Findings: A Decrease in Activity
Our analysis revealed a significant decrease in activity on Stack Overflow following the release of ChatGPT compared to the control platforms. We estimate a 16% relative decrease in weekly posts since the release of ChatGPT, with the effect’s magnitude reaching a 25% decrease by June 2023. Interestingly, the decrease in activity was not limited to duplicate or low-quality content. We found that posts made after ChatGPT received similar positive and negative voting scores to those made before, indicating that high-quality content was also being displaced.
Implications: A Shift in Information Exchange
Why is this displacement important? We discuss four implications for the field of artificial intelligence in our paper. First, if language models crowd out open data, they will be limiting their own future training data. There is a growing body of literature that LLMs cannot learn effectively from the content they generate. In this way, successful LLMs may ironically be limiting their future training sources.
Second, current leaders like OpenAI are accumulating a significant advantage over competitors: their models can learn from their user inputs and feedback while they drain the pool of open data. Third, the shift from a public provision of information on the web to a private one may have significant economic consequences, for instance, by amplifying inequalities or limiting the ability of people and firms to signal their abilities.
Finally, while AI models like ChatGPT offer efficiency and convenience, we know that centralized information sources have drawbacks.
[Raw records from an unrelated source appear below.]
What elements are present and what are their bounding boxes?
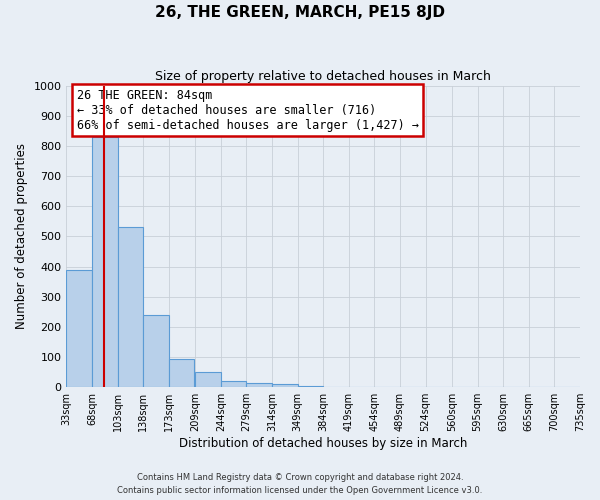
Bar — [143, 315, 169, 387]
Y-axis label: Number of detached properties: Number of detached properties — [15, 144, 28, 330]
Bar — [169, 358, 194, 387]
X-axis label: Distribution of detached houses by size in March: Distribution of detached houses by size … — [179, 437, 467, 450]
Bar — [298, 386, 323, 387]
Title: Size of property relative to detached houses in March: Size of property relative to detached ho… — [155, 70, 491, 83]
Text: Contains HM Land Registry data © Crown copyright and database right 2024.
Contai: Contains HM Land Registry data © Crown c… — [118, 474, 482, 495]
Bar — [221, 381, 247, 387]
Text: 26, THE GREEN, MARCH, PE15 8JD: 26, THE GREEN, MARCH, PE15 8JD — [155, 5, 445, 20]
Bar — [67, 270, 92, 387]
Bar — [272, 384, 298, 387]
Bar — [118, 228, 143, 387]
Bar — [247, 382, 272, 387]
Bar — [195, 372, 221, 387]
Bar — [92, 137, 118, 387]
Text: 26 THE GREEN: 84sqm
← 33% of detached houses are smaller (716)
66% of semi-detac: 26 THE GREEN: 84sqm ← 33% of detached ho… — [77, 88, 419, 132]
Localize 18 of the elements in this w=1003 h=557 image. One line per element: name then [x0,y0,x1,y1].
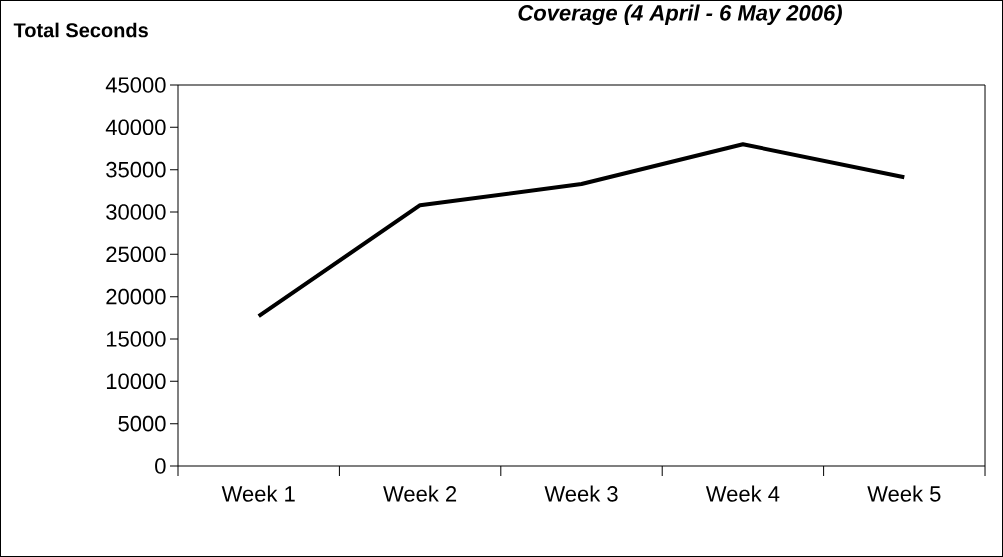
y-tick-label: 45000 [105,77,166,93]
y-tick-label: 35000 [106,161,166,178]
x-tick-label: Week 2 [383,485,457,502]
x-tick-label: Week 3 [544,485,618,502]
y-tick-label: 0 [155,458,166,474]
chart-title: Coverage (4 April - 6 May 2006) [518,4,842,26]
line-series [256,142,907,319]
x-tick-label: Week 5 [867,485,941,502]
y-tick-label: 20000 [106,288,166,305]
x-tick-label: Week 1 [221,485,295,502]
y-tick-label: 10000 [106,373,166,390]
y-axis-title: Total Seconds [13,22,148,38]
y-tick-label: 5000 [118,415,166,432]
x-tick-label: Week 4 [705,485,780,502]
y-tick-label: 30000 [106,204,166,220]
y-tick-label: 40000 [105,119,166,136]
y-tick-label: 15000 [106,331,166,347]
y-tick-label: 25000 [106,246,166,263]
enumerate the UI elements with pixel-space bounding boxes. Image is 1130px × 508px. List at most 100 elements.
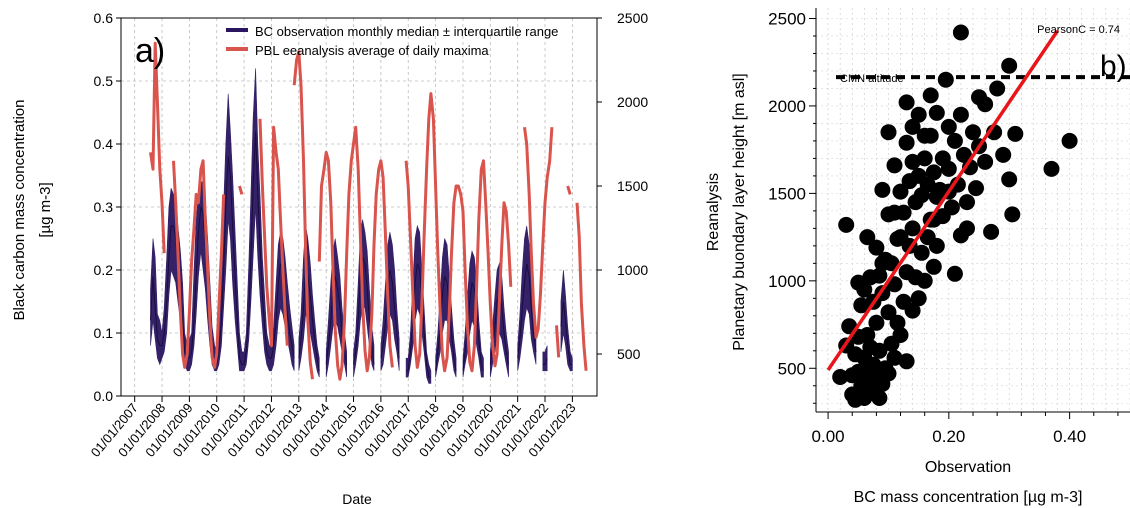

For instance, when the web and search engines made it easier to search for scientific journals, researchers started citing more recent papers and fewer journals as their sources. Such a narrowing of our collective focus and attention, even if it moves towards relatively high-quality information, limits the diversity of signals we are exposed to and may lead to suboptimal conformity. More generally, it is unclear how LLMs will help us deal with new problems as the world changes.
Between the lines
Our findings present a mixed picture of the interplay between AI and human-generated digital content. While language models like ChatGPT offer undeniable benefits in terms of efficiency and convenience, our research suggests that their widespread adoption could have unintended consequences for the richness and diversity of our shared digital knowledge base. More work is needed to tease out the heterogeneities of the impact of LLMs on digital public goods and how different platforms and communities are affected.
But the big open question is what we should do about this. Can we better incentivize or give credit for contributions to digital public goods? Can we empower people who create data that platforms, firms, and models use to capture some of that value? It seems to us that for the sake of an open and intellectually diverse web, we must address these questions.